Even in Israel, where the accords have received widespread
acclaim, there is concern they might result in U.S. sales of
sophisticated weaponry to the UAE and Bahrain, thus potentially
upsetting Israel’s qualitative military edge in the region.

Trump
said he is OK with selling military aircraft to the UAE. House Speaker
Nancy Pelosi also welcomed the agreements but said she wants to learn
details, specifically what the Trump administration has told the UAE
about buying American-made F-35 aircraft and about Israel agreeing to
freeze efforts to annex portions of the West Bank.

Bahrani Foreign
Minister Abdullatif al-Zayani said Bahrain would stand with the
Palestinians. “Today is a truly historic occasion,” he said. “A moment
for hope and opportunity.”

And while the UAE and Bahrain have a
history of suppressing dissent and critical public opinion, there have
been indications that the agreements are not nearly as popular or
well-received as in Israel. Neither country sent its head of state or
government to sign the deals with Netanyahu.

Bahrain’s largest
Shiite-dominated opposition group, Al-Wefaq, which the government
ordered dissolved in 2016 amid a yearslong crackdown on dissent, said
there is widespread rejection of normalization.
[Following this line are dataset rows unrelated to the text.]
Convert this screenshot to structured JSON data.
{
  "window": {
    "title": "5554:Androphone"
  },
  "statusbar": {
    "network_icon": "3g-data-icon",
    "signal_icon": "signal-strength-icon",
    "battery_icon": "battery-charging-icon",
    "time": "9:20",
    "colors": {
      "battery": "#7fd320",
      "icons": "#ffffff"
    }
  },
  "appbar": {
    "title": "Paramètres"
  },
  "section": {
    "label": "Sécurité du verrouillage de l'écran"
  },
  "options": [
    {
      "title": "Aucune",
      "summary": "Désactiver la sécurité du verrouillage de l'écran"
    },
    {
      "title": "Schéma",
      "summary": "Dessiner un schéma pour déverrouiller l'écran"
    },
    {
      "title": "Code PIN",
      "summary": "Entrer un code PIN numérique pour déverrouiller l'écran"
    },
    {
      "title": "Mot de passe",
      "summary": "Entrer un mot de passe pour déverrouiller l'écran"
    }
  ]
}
Al-Wefaq said in a
statement that it joins other Bahrainis who reject the agreement to
normalize ties with the “Zionist entity,” and criticized the government
for crushing the public’s ability to express opinions “to obscure the
extent of discontent” at normalization.

The ceremony follows months of intricate diplomacy headed by Jared Kushner, Trump’s son-in-law and senior adviser, and the president’s envoy for international negotiations, Avi Berkowitz. On Aug. 13, the Israel-UAE deal was announced. That was followed by the first direct commercial flight between the countries, and then the Sept. 11 announcement of the Bahrain-Israel agreement.

Associated Press writers Aya Batrawy in Dubai, United Arab Emirates, and Joseph Krauss in Jerusalem contributed to this report.